FASE 1: PROBLEEMANALYSE Één van de vrijwilligers van Groener Arkeveen heeft vernomen dat er in de wijk Marenveld ontevredenheid heerst over de hoeveelheid groen in de wijk. Deze vrijwilliger heeft kennissen in deze wijk en die zeggen dat dit het geval is. Naar aanleiding van deze geruchten heeft een groepje vrijwilligers van Groener Arkeveen nader onderzoek gedaan. Ze zijn langs de deuren geweest om te inventariseren of dit probleem heerst en dit bleek inderdaad echt zo te zijn. Bewoners vinden de wijk ongezellig en sfeerloos. Bovendien heerst er ontevredenheid over buurtcontact, er is lage saamhorigheid; buren trekken niet met elkaar op. Volgens Groener Arkeveen zou met meer groen in de wijk kunnen bijdragen aan de uitstraling van de wijk Marenveld waardoor de sfeer verbeterd wordt en de wijk een gezelliger karakter krijgt. Aan de hand van deze constatering is de volgende probleemstelling geformuleerd:
OPDRACHT 1: WAT IS PRECIES HET PROBLEEM? De bewoners van de wijk Marenveld in Arkeveen vinden de wijk te ongezellig, sfeerloos zijn ontevreden over saamhorigheid van de wijk.
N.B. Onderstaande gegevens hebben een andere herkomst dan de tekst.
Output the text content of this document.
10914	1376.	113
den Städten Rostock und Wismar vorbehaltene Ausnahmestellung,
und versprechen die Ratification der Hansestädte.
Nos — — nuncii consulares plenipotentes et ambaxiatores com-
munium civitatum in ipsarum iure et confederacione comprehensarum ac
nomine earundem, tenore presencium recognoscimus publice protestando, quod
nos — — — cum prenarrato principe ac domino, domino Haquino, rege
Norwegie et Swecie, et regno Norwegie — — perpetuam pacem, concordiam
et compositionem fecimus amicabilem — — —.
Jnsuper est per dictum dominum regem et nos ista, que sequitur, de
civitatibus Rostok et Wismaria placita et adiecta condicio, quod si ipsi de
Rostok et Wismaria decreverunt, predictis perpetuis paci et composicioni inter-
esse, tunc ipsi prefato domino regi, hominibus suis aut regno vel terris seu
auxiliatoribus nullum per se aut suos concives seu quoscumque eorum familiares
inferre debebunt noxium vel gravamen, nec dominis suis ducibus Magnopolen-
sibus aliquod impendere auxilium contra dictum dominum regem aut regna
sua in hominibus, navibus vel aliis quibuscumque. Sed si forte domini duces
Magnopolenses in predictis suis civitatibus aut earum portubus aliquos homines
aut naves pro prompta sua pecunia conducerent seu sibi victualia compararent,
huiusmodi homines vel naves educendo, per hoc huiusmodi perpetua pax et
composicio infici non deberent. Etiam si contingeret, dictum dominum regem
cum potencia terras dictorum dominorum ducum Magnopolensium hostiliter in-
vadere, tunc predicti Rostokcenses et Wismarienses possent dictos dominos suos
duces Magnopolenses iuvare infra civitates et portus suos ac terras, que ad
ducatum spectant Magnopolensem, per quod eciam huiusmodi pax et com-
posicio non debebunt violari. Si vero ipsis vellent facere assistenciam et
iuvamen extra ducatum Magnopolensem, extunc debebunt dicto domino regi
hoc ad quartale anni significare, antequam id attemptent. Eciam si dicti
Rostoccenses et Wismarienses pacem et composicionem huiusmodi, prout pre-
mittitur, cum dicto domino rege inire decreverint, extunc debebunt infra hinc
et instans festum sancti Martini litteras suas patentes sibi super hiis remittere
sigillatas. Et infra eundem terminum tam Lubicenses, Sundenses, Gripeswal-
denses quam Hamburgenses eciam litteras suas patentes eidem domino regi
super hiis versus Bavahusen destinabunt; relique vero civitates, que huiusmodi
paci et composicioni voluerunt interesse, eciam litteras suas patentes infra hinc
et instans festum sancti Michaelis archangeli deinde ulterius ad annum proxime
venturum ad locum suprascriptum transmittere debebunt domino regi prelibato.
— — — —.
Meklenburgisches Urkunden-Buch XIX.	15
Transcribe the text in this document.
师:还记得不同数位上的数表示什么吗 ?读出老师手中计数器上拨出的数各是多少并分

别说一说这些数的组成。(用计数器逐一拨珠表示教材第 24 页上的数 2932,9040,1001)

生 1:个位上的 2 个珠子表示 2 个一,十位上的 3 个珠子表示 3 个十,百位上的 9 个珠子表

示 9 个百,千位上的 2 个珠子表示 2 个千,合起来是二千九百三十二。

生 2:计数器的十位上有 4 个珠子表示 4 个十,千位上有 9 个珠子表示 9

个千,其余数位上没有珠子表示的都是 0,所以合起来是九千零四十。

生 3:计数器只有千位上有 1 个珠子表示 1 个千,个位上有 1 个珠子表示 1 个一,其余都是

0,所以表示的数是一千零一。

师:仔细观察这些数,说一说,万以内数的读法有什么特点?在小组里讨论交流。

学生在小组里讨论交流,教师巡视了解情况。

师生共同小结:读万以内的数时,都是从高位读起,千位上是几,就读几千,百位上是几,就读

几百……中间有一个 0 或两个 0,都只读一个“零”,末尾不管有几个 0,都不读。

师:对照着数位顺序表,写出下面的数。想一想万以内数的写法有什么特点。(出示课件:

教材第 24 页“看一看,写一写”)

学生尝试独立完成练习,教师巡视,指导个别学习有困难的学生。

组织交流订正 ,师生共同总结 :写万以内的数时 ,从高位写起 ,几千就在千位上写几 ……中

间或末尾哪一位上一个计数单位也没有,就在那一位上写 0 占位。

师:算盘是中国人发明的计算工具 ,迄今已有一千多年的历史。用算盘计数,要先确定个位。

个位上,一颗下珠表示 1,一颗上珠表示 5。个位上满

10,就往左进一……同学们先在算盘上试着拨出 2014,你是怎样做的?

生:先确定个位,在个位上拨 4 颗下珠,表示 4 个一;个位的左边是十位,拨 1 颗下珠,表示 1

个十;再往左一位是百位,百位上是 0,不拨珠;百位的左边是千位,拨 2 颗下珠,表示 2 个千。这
OPDRACHT 2: WAAROM IS HET EEN PROBLEEM? Ondanks de ongezellige en sfeerloze uitstraling van de wijk, is er tot dusver geen actie ondernomen hier iets aan te doen. Mogelijke oorzaken hiervan zijn de financiële situatie van de buurtbewoners, de lage saamhorigheidsgevoelens van buurtbewoners en gebrek aan initiatiefnemers uit de buurt. De ontevredenheid over de sfeer in de wijk kan als oorzaak hebben dat er te weinig groen in de wijk is. Dit wordt ook als klacht door buurtbewoners zelf aangegeven. Dit wordt ook ondersteund uit literatuur die gevonden is. Te weinig groen in stedelijk gebied kan namelijk zorgen voor het ‘urban heat island’ effect, dus dat de stad buitensporig heet wordt door gebrek aan groen. Bij hittegolven is de kans op agressie groter en voeren mensen minder werk uit. Groen en natuur zorgt er voor dat het minder warm wordt in een stad. Wanneer het minder warm wordt in de wijk is er ook minder airconditioning nodig. Tot slot blijkt uit gegevens van Gemeente Arkeveen dat er in de wijk Marenveld 15% groen is, terwijl het gemiddelde percentage groen in Arkeveense wijken 21% is. Te weinig groen in Marenveld is dus problematisch.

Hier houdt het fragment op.